Can it have been more than a year since our last ibn Ezra tajnis? That’s unpossible!
Anyway, while the meaning of this one is clear (he likes wine! A lot!), the words pidyon and kofer are sort of difficult to translate, both being related to the Temple service. Pidyon is a price paid to the priests to redeem someone or something that would normally belong to the Temple; traditional Jews today still practice pidyon ha-ben, in which a firstborn non-Levite son is symbolically redeemed from a priest for a small (nowadays generally symbolic) amount of money; when the Temple was still standing, this was probably a major source of revenue. A kofer can be either the Biblical poll tax or the expiation-price to clear oneself of a minor sin.
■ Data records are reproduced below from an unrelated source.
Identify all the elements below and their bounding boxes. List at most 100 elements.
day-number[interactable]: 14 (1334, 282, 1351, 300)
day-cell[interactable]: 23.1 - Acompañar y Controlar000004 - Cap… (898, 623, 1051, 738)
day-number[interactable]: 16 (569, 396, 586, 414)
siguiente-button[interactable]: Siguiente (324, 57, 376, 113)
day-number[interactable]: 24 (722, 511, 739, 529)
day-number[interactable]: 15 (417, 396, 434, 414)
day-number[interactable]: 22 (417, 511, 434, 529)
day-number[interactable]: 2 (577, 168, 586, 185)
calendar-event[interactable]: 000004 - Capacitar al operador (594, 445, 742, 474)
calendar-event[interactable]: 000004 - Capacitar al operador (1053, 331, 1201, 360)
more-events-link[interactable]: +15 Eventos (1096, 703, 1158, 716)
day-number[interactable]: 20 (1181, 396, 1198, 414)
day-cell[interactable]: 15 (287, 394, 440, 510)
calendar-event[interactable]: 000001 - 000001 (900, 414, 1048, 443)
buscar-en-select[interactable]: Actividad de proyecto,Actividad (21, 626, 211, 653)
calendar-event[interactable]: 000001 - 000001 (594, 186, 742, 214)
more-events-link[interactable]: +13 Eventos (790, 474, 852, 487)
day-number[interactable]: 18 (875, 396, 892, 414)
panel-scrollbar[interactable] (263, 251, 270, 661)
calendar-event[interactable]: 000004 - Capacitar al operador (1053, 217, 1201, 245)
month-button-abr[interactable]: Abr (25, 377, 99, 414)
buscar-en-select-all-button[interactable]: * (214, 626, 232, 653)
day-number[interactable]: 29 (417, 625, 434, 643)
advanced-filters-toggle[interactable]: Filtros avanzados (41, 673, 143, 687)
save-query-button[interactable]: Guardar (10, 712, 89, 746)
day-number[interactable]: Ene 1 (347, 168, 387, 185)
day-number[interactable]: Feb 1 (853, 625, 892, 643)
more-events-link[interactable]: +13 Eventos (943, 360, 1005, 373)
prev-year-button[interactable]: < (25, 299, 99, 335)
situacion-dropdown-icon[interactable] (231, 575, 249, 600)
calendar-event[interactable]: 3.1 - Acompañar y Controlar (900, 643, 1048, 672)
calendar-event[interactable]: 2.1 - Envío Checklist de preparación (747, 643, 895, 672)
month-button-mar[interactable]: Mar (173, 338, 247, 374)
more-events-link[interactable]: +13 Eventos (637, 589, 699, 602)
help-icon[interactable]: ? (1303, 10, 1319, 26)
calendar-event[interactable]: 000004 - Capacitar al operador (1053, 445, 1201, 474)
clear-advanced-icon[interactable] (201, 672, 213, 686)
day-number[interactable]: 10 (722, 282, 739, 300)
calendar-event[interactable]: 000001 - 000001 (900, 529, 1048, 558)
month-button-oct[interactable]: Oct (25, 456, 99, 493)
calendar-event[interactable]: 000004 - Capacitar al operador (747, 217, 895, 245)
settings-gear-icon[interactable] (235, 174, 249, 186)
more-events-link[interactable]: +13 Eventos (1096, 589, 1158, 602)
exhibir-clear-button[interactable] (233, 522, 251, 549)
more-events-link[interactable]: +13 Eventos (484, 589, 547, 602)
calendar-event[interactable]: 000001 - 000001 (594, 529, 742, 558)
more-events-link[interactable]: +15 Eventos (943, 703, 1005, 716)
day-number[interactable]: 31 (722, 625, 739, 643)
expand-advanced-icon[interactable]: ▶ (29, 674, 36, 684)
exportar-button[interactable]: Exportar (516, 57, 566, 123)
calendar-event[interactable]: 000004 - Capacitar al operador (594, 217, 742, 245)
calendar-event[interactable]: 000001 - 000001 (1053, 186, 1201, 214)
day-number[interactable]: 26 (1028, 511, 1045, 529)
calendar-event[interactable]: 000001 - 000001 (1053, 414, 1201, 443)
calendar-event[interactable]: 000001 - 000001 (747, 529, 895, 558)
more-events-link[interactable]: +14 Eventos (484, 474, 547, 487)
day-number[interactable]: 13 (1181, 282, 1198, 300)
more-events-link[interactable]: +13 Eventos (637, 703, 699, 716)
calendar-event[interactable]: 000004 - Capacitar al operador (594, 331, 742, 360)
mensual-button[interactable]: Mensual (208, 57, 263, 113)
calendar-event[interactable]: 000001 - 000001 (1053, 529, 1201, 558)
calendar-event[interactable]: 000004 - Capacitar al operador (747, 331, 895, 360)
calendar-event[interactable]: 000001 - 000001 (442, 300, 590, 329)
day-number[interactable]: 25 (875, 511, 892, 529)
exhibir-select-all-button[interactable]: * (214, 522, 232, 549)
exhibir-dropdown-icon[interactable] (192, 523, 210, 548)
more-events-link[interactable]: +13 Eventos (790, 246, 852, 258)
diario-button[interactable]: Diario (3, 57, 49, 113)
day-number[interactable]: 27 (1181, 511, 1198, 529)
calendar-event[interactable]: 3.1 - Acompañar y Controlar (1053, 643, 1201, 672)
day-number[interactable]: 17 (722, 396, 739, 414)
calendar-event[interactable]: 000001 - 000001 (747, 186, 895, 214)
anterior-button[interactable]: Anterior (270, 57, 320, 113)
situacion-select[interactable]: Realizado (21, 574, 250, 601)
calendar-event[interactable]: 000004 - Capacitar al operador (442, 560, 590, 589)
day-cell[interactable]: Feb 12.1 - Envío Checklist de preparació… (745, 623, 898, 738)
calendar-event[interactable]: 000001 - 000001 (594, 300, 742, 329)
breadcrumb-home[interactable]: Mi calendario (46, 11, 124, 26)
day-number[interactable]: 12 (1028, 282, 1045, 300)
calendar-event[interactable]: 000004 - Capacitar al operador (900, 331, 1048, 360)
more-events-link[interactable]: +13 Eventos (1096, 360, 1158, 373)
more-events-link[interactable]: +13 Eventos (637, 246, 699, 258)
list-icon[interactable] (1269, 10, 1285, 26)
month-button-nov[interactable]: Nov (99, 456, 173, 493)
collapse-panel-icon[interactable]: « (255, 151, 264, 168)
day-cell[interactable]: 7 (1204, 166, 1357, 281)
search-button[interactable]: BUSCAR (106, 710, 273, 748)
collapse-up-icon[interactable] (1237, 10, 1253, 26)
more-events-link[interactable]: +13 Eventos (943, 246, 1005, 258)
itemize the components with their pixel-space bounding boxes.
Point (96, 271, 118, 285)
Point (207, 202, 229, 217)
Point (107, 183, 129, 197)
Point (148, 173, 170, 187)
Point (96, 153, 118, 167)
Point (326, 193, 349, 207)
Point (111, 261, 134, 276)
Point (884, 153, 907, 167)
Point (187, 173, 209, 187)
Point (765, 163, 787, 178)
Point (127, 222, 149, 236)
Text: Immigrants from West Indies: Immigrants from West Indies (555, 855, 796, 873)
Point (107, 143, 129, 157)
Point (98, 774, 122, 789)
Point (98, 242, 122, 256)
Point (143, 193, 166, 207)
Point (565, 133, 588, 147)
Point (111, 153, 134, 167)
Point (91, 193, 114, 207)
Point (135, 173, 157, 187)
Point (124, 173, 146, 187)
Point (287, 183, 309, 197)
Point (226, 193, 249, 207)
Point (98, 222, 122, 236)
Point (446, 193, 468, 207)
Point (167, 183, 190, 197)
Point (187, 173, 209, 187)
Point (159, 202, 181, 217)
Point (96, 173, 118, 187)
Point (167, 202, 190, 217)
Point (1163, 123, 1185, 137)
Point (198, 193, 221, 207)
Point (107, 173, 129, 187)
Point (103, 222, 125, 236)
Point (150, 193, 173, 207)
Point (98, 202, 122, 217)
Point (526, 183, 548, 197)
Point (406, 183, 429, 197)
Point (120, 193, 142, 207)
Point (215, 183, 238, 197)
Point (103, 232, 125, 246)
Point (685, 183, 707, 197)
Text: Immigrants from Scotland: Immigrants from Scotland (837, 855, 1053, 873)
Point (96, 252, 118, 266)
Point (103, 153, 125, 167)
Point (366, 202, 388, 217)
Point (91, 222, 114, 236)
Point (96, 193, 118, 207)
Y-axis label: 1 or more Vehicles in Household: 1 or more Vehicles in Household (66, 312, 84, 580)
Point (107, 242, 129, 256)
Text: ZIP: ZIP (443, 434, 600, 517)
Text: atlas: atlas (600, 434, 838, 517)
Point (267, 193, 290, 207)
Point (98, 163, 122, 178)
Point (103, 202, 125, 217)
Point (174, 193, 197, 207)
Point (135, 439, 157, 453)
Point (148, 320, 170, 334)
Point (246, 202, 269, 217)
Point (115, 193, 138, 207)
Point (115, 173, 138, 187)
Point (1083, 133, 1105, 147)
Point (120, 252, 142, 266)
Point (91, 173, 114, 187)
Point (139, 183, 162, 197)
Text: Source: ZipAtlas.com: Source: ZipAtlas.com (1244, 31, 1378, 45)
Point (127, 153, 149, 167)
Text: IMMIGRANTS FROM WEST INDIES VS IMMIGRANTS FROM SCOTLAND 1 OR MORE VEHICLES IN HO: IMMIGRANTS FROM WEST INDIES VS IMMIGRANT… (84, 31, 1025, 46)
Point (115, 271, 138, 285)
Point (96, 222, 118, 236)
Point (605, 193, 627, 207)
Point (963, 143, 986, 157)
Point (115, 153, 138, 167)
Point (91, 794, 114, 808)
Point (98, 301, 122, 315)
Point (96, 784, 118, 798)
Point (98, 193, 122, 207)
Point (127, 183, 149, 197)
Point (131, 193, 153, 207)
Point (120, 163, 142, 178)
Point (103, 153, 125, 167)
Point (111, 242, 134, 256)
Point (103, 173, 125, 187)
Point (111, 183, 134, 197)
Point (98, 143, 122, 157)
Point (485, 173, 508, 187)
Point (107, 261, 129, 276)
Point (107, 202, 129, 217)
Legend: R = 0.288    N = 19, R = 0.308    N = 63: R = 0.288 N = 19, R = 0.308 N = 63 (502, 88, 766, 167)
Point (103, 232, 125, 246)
Again, the words are hard to translate, but the general sense is clear.
I’d Gladly Be Sold
I’d gladly be sold to the planters of vines
and be an offering to the pruners and pickers
Beneath the presser, as soon as he tires
and weakens, I’d give him the spirit of princes.
אהי פדיון לנוטעי הזמורה
אֱהִי פִדְיוֹן לְנֹטְעֵי הַזְּמוֹרָה / וְכֹפֶר לַאֲשֶׁר יִזְמוֹר וְיִבְצֹר
וְתַחַת דָּשׁ אֲשֶׁר יִדְרֹךְ וְרוּחַ / נְגִידִים בּוֹ בְּעֵת יַחְלֹש וְיִבְצֹר.
‘Ehí pidyón le-notʕéi ha-zemoráh / ve-khófer la’ashér yizmór ve-yivtzór
Ve-táḥat dash ‘ashér yidrókh ve-rúaḥ / negidím bo be-ʕéir yaḥlósh ve-yivtzór.